In der englischen Sprache ist die Lage wieder ganz anders. Die Zahl der widerspruchsvollen Konstruktionen, die einerseits zum Wort, anderseits zur Wortgruppe gehören, ist hier außerordentlich groß. Es sind Bildungen vom Typus stone wall ((steinerne Mauer)), speech sound ((Redelaut)). Man betrachtet sie bald als Zusammensetzungen, bald als Wortgruppen. Aber die allgemeine analytische Einstellung des Englischen macht es doch wahrscheinlicher, daß man es mit eigenarti­gen Wortgruppen zu tun hat, was auch durch das Fehlen einer stärkeren Betonung.auf dem ersten Glied bekräftigt wird.

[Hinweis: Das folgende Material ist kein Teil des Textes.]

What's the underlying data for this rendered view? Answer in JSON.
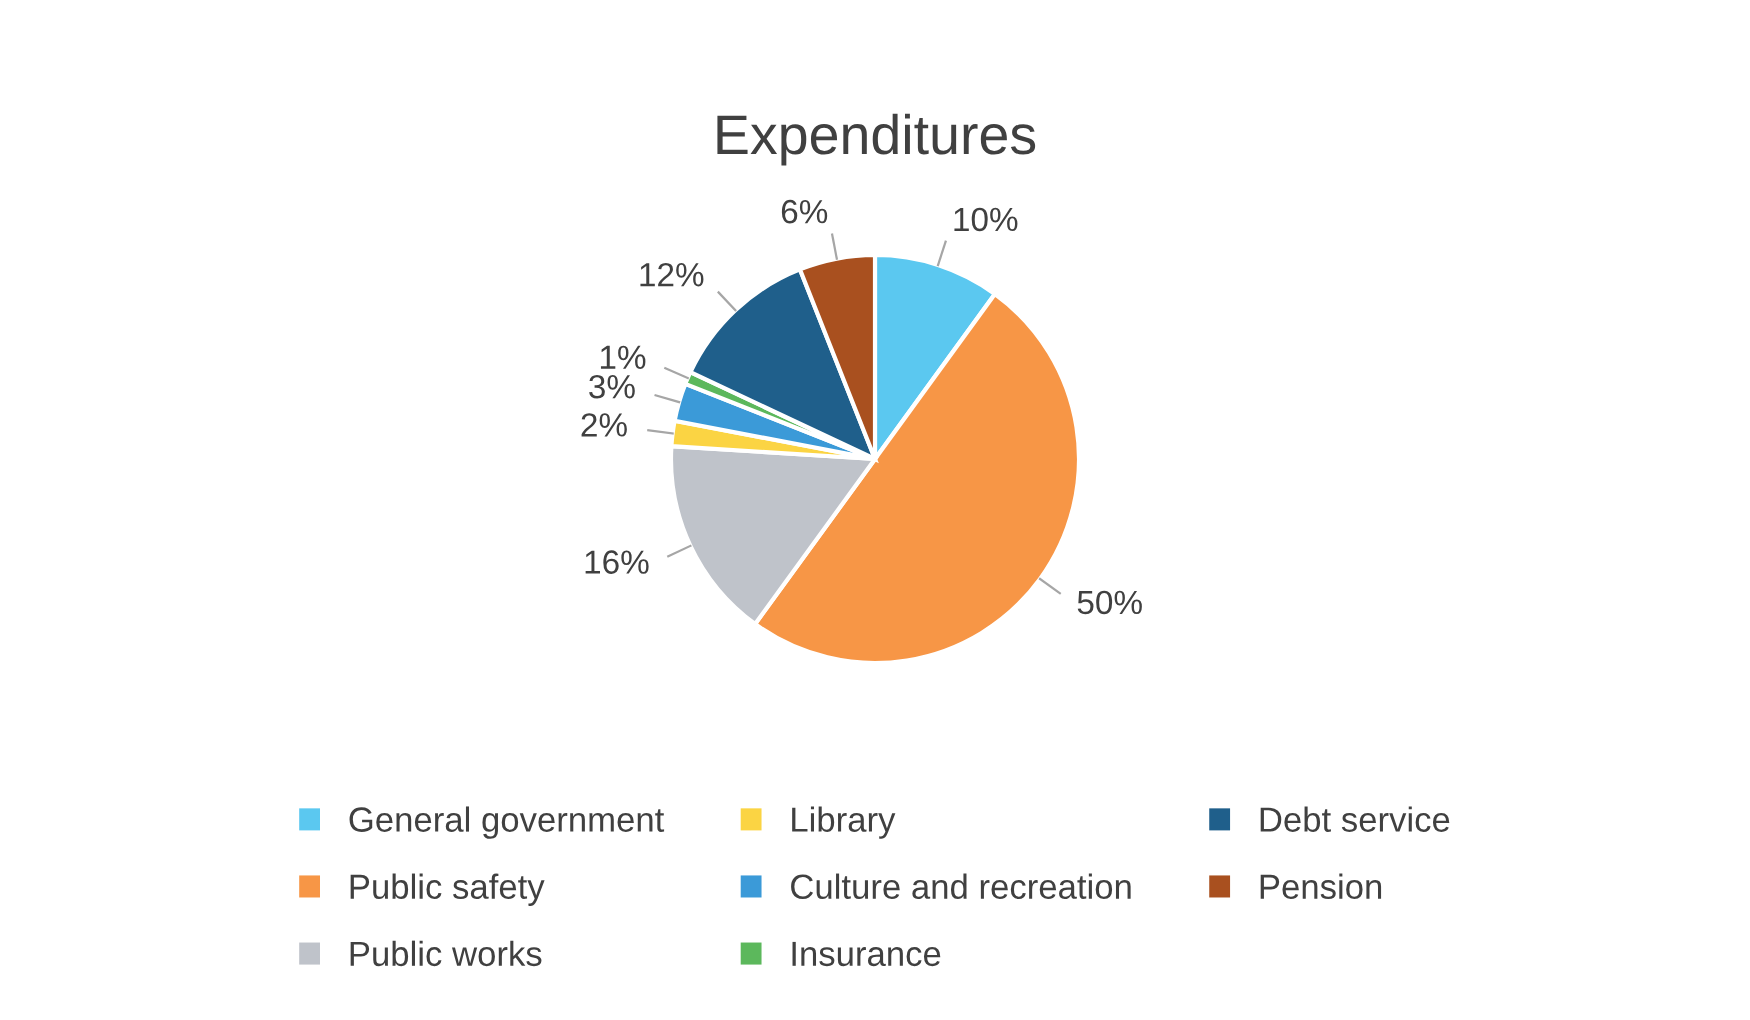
{
  "chart_data": {
    "type": "pie",
    "title": "Expenditures",
    "categories": [
      "General government",
      "Public safety",
      "Public works",
      "Library",
      "Culture and recreation",
      "Insurance",
      "Debt service",
      "Pension"
    ],
    "values": [
      10,
      50,
      16,
      2,
      3,
      1,
      12,
      6
    ],
    "value_labels": [
      "10%",
      "50%",
      "16%",
      "2%",
      "3%",
      "1%",
      "12%",
      "6%"
    ],
    "colors": [
      "#5bc8f0",
      "#f79646",
      "#bfc3ca",
      "#fbd443",
      "#3b9ad8",
      "#5cb85c",
      "#1f5f8b",
      "#a9501f"
    ],
    "legend": "bottom"
  }
}
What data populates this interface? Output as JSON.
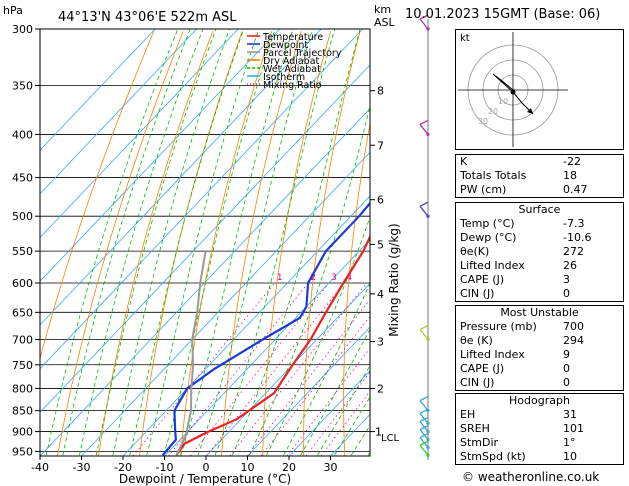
{
  "header": {
    "station": "44°13'N  43°06'E  522m  ASL",
    "datetime": "10.01.2023  15GMT  (Base: 06)",
    "y_axis_unit": "hPa",
    "km_label": "km",
    "asl_label": "ASL"
  },
  "legend": [
    {
      "label": "Temperature",
      "color": "#ee2222"
    },
    {
      "label": "Dewpoint",
      "color": "#1a3cd6"
    },
    {
      "label": "Parcel Trajectory",
      "color": "#999999"
    },
    {
      "label": "Dry Adiabat",
      "color": "#ff8000"
    },
    {
      "label": "Wet Adiabat",
      "color": "#00bb00"
    },
    {
      "label": "Isotherm",
      "color": "#33aaff"
    },
    {
      "label": "Mixing Ratio",
      "color": "#ee00aa"
    }
  ],
  "axes": {
    "xlabel": "Dewpoint / Temperature (°C)",
    "x_ticks": [
      "-40",
      "-30",
      "-20",
      "-10",
      "0",
      "10",
      "20",
      "30"
    ],
    "x_values": [
      -40,
      -30,
      -20,
      -10,
      0,
      10,
      20,
      30
    ],
    "pressure_ticks": [
      "300",
      "350",
      "400",
      "450",
      "500",
      "550",
      "600",
      "650",
      "700",
      "750",
      "800",
      "850",
      "900",
      "950"
    ],
    "pressure_values": [
      300,
      350,
      400,
      450,
      500,
      550,
      600,
      650,
      700,
      750,
      800,
      850,
      900,
      950
    ],
    "km_ticks": [
      "8",
      "7",
      "6",
      "5",
      "4",
      "3",
      "2",
      "1"
    ],
    "km_pressures": [
      355,
      412,
      478,
      540,
      618,
      704,
      800,
      900
    ],
    "lcl_label": "LCL",
    "mixing_ratio_label": "Mixing Ratio (g/kg)",
    "mixing_ratio_ticks": [
      "1",
      "2",
      "3",
      "4",
      "6",
      "8",
      "10",
      "15",
      "20",
      "25"
    ],
    "mixing_ratio_values": [
      1,
      2,
      3,
      4,
      6,
      8,
      10,
      15,
      20,
      25
    ]
  },
  "chart_data": {
    "type": "line",
    "title": "",
    "ylabel": "hPa",
    "xlabel": "Dewpoint / Temperature (°C)",
    "xlim": [
      -40,
      35
    ],
    "ylim": [
      960,
      300
    ],
    "series": [
      {
        "name": "Temperature",
        "color": "#ee2222",
        "points": [
          [
            -7.3,
            960
          ],
          [
            -8,
            930
          ],
          [
            -5,
            900
          ],
          [
            -1,
            870
          ],
          [
            2,
            810
          ],
          [
            1,
            780
          ],
          [
            0,
            750
          ],
          [
            -1.5,
            700
          ],
          [
            -4,
            650
          ],
          [
            -6.5,
            600
          ],
          [
            -9,
            550
          ],
          [
            -13,
            500
          ],
          [
            -16.5,
            450
          ],
          [
            -22,
            400
          ],
          [
            -27,
            350
          ],
          [
            -32,
            300
          ]
        ]
      },
      {
        "name": "Dewpoint",
        "color": "#1a3cd6",
        "points": [
          [
            -10.6,
            960
          ],
          [
            -11,
            920
          ],
          [
            -13,
            900
          ],
          [
            -18,
            850
          ],
          [
            -20,
            800
          ],
          [
            -18,
            760
          ],
          [
            -13,
            700
          ],
          [
            -9,
            660
          ],
          [
            -10,
            640
          ],
          [
            -15,
            600
          ],
          [
            -18,
            550
          ],
          [
            -18,
            500
          ],
          [
            -19,
            450
          ],
          [
            -25,
            400
          ],
          [
            -33,
            350
          ],
          [
            -38,
            300
          ]
        ]
      },
      {
        "name": "Parcel Trajectory",
        "color": "#999999",
        "points": [
          [
            -7.3,
            960
          ],
          [
            -9.5,
            910
          ],
          [
            -14,
            850
          ],
          [
            -19,
            800
          ],
          [
            -24,
            750
          ],
          [
            -30,
            700
          ],
          [
            -35,
            650
          ],
          [
            -41,
            600
          ],
          [
            -47,
            550
          ]
        ]
      }
    ]
  },
  "hodograph": {
    "label": "kt",
    "ring_labels": [
      "10",
      "20",
      "30"
    ]
  },
  "indices": [
    {
      "label": "K",
      "value": "-22"
    },
    {
      "label": "Totals Totals",
      "value": "18"
    },
    {
      "label": "PW (cm)",
      "value": "0.47"
    }
  ],
  "surface": {
    "title": "Surface",
    "rows": [
      {
        "label": "Temp (°C)",
        "value": "-7.3"
      },
      {
        "label": "Dewp (°C)",
        "value": "-10.6"
      },
      {
        "label": "θe(K)",
        "value": "272"
      },
      {
        "label": "Lifted Index",
        "value": "26"
      },
      {
        "label": "CAPE (J)",
        "value": "3"
      },
      {
        "label": "CIN (J)",
        "value": "0"
      }
    ]
  },
  "most_unstable": {
    "title": "Most Unstable",
    "rows": [
      {
        "label": "Pressure (mb)",
        "value": "700"
      },
      {
        "label": "θe (K)",
        "value": "294"
      },
      {
        "label": "Lifted Index",
        "value": "9"
      },
      {
        "label": "CAPE (J)",
        "value": "0"
      },
      {
        "label": "CIN (J)",
        "value": "0"
      }
    ]
  },
  "hodograph_stats": {
    "title": "Hodograph",
    "rows": [
      {
        "label": "EH",
        "value": "31"
      },
      {
        "label": "SREH",
        "value": "101"
      },
      {
        "label": "StmDir",
        "value": "1°"
      },
      {
        "label": "StmSpd (kt)",
        "value": "10"
      }
    ]
  },
  "footer": {
    "copyright": "© weatheronline.co.uk"
  }
}
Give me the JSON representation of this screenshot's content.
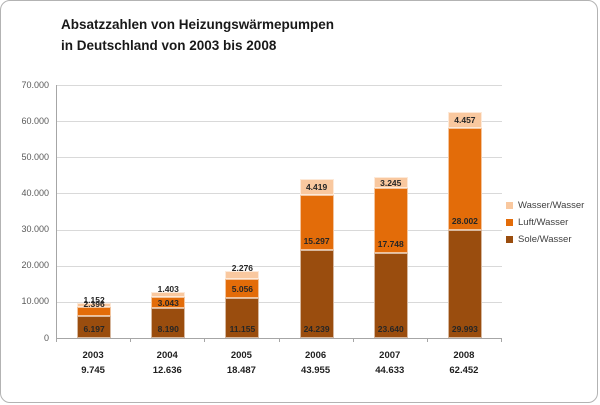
{
  "chart_data": {
    "type": "bar",
    "stacked": true,
    "title_lines": [
      "Absatzzahlen von Heizungswärmepumpen",
      "in Deutschland von 2003 bis 2008"
    ],
    "categories": [
      "2003",
      "2004",
      "2005",
      "2006",
      "2007",
      "2008"
    ],
    "totals": [
      9745,
      12636,
      18487,
      43955,
      44633,
      62452
    ],
    "total_labels": [
      "9.745",
      "12.636",
      "18.487",
      "43.955",
      "44.633",
      "62.452"
    ],
    "series": [
      {
        "name": "Sole/Wasser",
        "color": "#9A4D0E",
        "values": [
          6197,
          8190,
          11155,
          24239,
          23640,
          29993
        ],
        "labels": [
          "6.197",
          "8.190",
          "11.155",
          "24.239",
          "23.640",
          "29.993"
        ]
      },
      {
        "name": "Luft/Wasser",
        "color": "#E36C09",
        "values": [
          2396,
          3043,
          5056,
          15297,
          17748,
          28002
        ],
        "labels": [
          "2.396",
          "3.043",
          "5.056",
          "15.297",
          "17.748",
          "28.002"
        ]
      },
      {
        "name": "Wasser/Wasser",
        "color": "#F9C89F",
        "values": [
          1152,
          1403,
          2276,
          4419,
          3245,
          4457
        ],
        "labels": [
          "1.152",
          "1.403",
          "2.276",
          "4.419",
          "3.245",
          "4.457"
        ]
      }
    ],
    "legend": {
      "position": "right",
      "entries": [
        {
          "label": "Wasser/Wasser",
          "color": "#F9C89F"
        },
        {
          "label": "Luft/Wasser",
          "color": "#E36C09"
        },
        {
          "label": "Sole/Wasser",
          "color": "#9A4D0E"
        }
      ]
    },
    "y_axis": {
      "min": 0,
      "max": 70000,
      "step": 10000,
      "tick_labels": [
        "0",
        "10.000",
        "20.000",
        "30.000",
        "40.000",
        "50.000",
        "60.000",
        "70.000"
      ],
      "grid": true
    },
    "colors": {
      "gridline": "#d9d9d9",
      "axis_line": "#a6a6a6",
      "frame_border": "#b3b3b3",
      "background": "#ffffff"
    }
  }
}
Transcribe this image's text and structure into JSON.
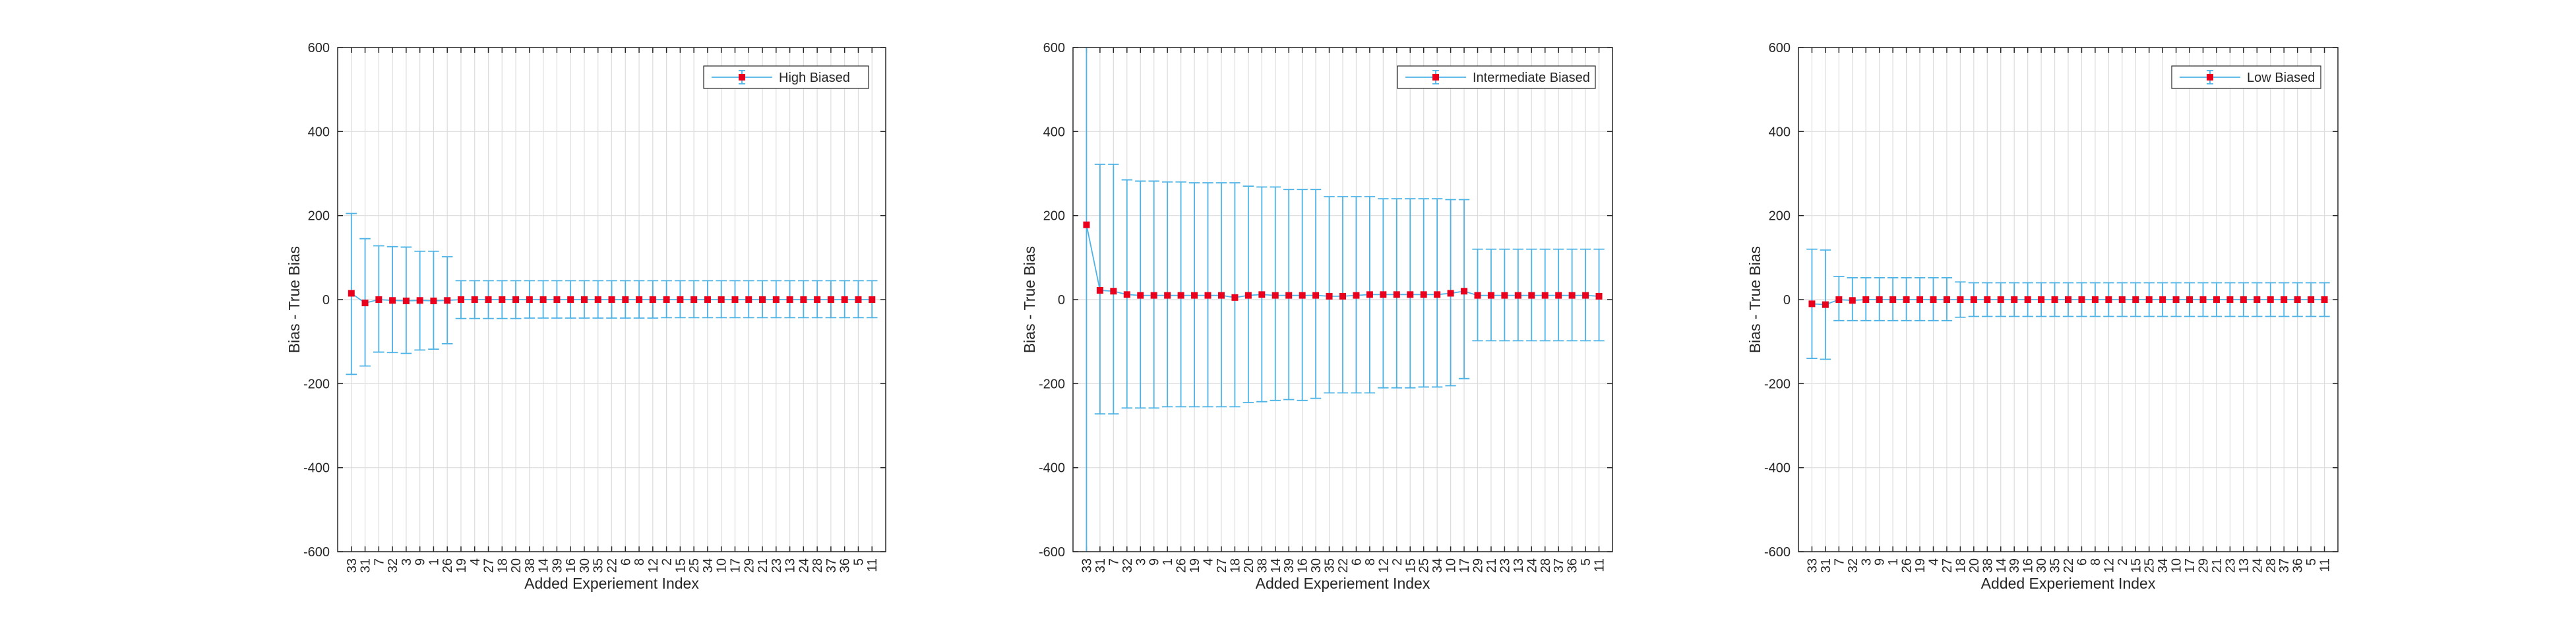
{
  "colors": {
    "errorbar": "#4db3e6",
    "marker": "#e8001c",
    "grid": "#dcdcdc",
    "axis": "#262626",
    "background": "#ffffff"
  },
  "chart_data": [
    {
      "type": "errorbar",
      "xlabel": "Added Experiement Index",
      "ylabel": "Bias - True Bias",
      "ylim": [
        -600,
        600
      ],
      "yticks": [
        -600,
        -400,
        -200,
        0,
        200,
        400,
        600
      ],
      "grid": true,
      "legend_position": "top-right",
      "categories": [
        "33",
        "31",
        "7",
        "32",
        "3",
        "9",
        "1",
        "26",
        "19",
        "4",
        "27",
        "18",
        "20",
        "38",
        "14",
        "39",
        "16",
        "30",
        "35",
        "22",
        "6",
        "8",
        "12",
        "2",
        "15",
        "25",
        "34",
        "10",
        "17",
        "29",
        "21",
        "23",
        "13",
        "24",
        "28",
        "37",
        "36",
        "5",
        "11"
      ],
      "series": [
        {
          "name": "High Biased",
          "values": [
            15,
            -8,
            0,
            -2,
            -3,
            -2,
            -3,
            -2,
            0,
            0,
            0,
            0,
            0,
            0,
            0,
            0,
            0,
            0,
            0,
            0,
            0,
            0,
            0,
            0,
            0,
            0,
            0,
            0,
            0,
            0,
            0,
            0,
            0,
            0,
            0,
            0,
            0,
            0,
            0
          ],
          "lower": [
            -178,
            -158,
            -125,
            -126,
            -128,
            -120,
            -118,
            -105,
            -45,
            -45,
            -45,
            -45,
            -45,
            -44,
            -44,
            -44,
            -44,
            -44,
            -44,
            -44,
            -44,
            -44,
            -44,
            -43,
            -43,
            -43,
            -43,
            -43,
            -43,
            -43,
            -43,
            -43,
            -43,
            -43,
            -43,
            -43,
            -43,
            -43,
            -43
          ],
          "upper": [
            205,
            145,
            128,
            126,
            125,
            115,
            115,
            102,
            45,
            45,
            45,
            45,
            45,
            45,
            45,
            45,
            45,
            45,
            45,
            45,
            45,
            45,
            45,
            45,
            45,
            45,
            45,
            45,
            45,
            45,
            45,
            45,
            45,
            45,
            45,
            45,
            45,
            45,
            45
          ]
        }
      ]
    },
    {
      "type": "errorbar",
      "xlabel": "Added Experiement Index",
      "ylabel": "Bias - True Bias",
      "ylim": [
        -600,
        600
      ],
      "yticks": [
        -600,
        -400,
        -200,
        0,
        200,
        400,
        600
      ],
      "grid": true,
      "legend_position": "top-right",
      "categories": [
        "33",
        "31",
        "7",
        "32",
        "3",
        "9",
        "1",
        "26",
        "19",
        "4",
        "27",
        "18",
        "20",
        "38",
        "14",
        "39",
        "16",
        "30",
        "35",
        "22",
        "6",
        "8",
        "12",
        "2",
        "15",
        "25",
        "34",
        "10",
        "17",
        "29",
        "21",
        "23",
        "13",
        "24",
        "28",
        "37",
        "36",
        "5",
        "11"
      ],
      "series": [
        {
          "name": "Intermediate Biased",
          "values": [
            178,
            22,
            20,
            12,
            10,
            10,
            10,
            10,
            10,
            10,
            10,
            5,
            10,
            12,
            10,
            10,
            10,
            10,
            8,
            8,
            10,
            12,
            12,
            12,
            12,
            12,
            12,
            15,
            20,
            10,
            10,
            10,
            10,
            10,
            10,
            10,
            10,
            10,
            8
          ],
          "lower": [
            -600,
            -272,
            -272,
            -258,
            -258,
            -258,
            -255,
            -255,
            -255,
            -255,
            -255,
            -255,
            -245,
            -243,
            -240,
            -238,
            -240,
            -235,
            -222,
            -222,
            -222,
            -222,
            -210,
            -210,
            -210,
            -208,
            -208,
            -205,
            -188,
            -98,
            -98,
            -98,
            -98,
            -98,
            -98,
            -98,
            -98,
            -98,
            -98
          ],
          "upper": [
            600,
            322,
            322,
            285,
            282,
            282,
            280,
            280,
            278,
            278,
            278,
            278,
            270,
            268,
            268,
            262,
            262,
            262,
            245,
            245,
            245,
            245,
            240,
            240,
            240,
            240,
            240,
            238,
            238,
            120,
            120,
            120,
            120,
            120,
            120,
            120,
            120,
            120,
            120
          ]
        }
      ]
    },
    {
      "type": "errorbar",
      "xlabel": "Added Experiement Index",
      "ylabel": "Bias - True Bias",
      "ylim": [
        -600,
        600
      ],
      "yticks": [
        -600,
        -400,
        -200,
        0,
        200,
        400,
        600
      ],
      "grid": true,
      "legend_position": "top-right",
      "categories": [
        "33",
        "31",
        "7",
        "32",
        "3",
        "9",
        "1",
        "26",
        "19",
        "4",
        "27",
        "18",
        "20",
        "38",
        "14",
        "39",
        "16",
        "30",
        "35",
        "22",
        "6",
        "8",
        "12",
        "2",
        "15",
        "25",
        "34",
        "10",
        "17",
        "29",
        "21",
        "23",
        "13",
        "24",
        "28",
        "37",
        "36",
        "5",
        "11"
      ],
      "series": [
        {
          "name": "Low Biased",
          "values": [
            -10,
            -12,
            0,
            -2,
            0,
            0,
            0,
            0,
            0,
            0,
            0,
            0,
            0,
            0,
            0,
            0,
            0,
            0,
            0,
            0,
            0,
            0,
            0,
            0,
            0,
            0,
            0,
            0,
            0,
            0,
            0,
            0,
            0,
            0,
            0,
            0,
            0,
            0,
            0
          ],
          "lower": [
            -140,
            -142,
            -50,
            -50,
            -50,
            -50,
            -50,
            -50,
            -50,
            -50,
            -50,
            -42,
            -40,
            -40,
            -40,
            -40,
            -40,
            -40,
            -40,
            -40,
            -40,
            -40,
            -40,
            -40,
            -40,
            -40,
            -40,
            -40,
            -40,
            -40,
            -40,
            -40,
            -40,
            -40,
            -40,
            -40,
            -40,
            -40,
            -40
          ],
          "upper": [
            120,
            118,
            55,
            52,
            52,
            52,
            52,
            52,
            52,
            52,
            52,
            42,
            40,
            40,
            40,
            40,
            40,
            40,
            40,
            40,
            40,
            40,
            40,
            40,
            40,
            40,
            40,
            40,
            40,
            40,
            40,
            40,
            40,
            40,
            40,
            40,
            40,
            40,
            40
          ]
        }
      ]
    }
  ]
}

Auch die zusammengesetzten Formen der Adjektive und Adverbien stehen zuweilen den syntaktischen Gebilden sehr nahe. Besonders oft kommen solche Formen seit Jahrhunderten in der Poesie vor: z. B. mit morgenroten Flügeln (Goethe), kinderrein (Mörike), windstillen Lebens (Lilienkron), weichwollig beflaumt (Goethe). Aber auch in der Prosa, nicht selten in der modernen Gebrauchssprache: z. B. bügelfeste Wäsche, handwarmes Badewasser, ausstellungsreife Fotos (vgl 294, 19—31). Sehr gebräuchlich sind die syntaktisch ausgerichteten zusammengesetzten attributiven Partizipien sowohl in der Poesie als auch in der Prosa: z. B. duftgelenkte Bienen, geräuschdämpfender Unterbau (vgl. § 57).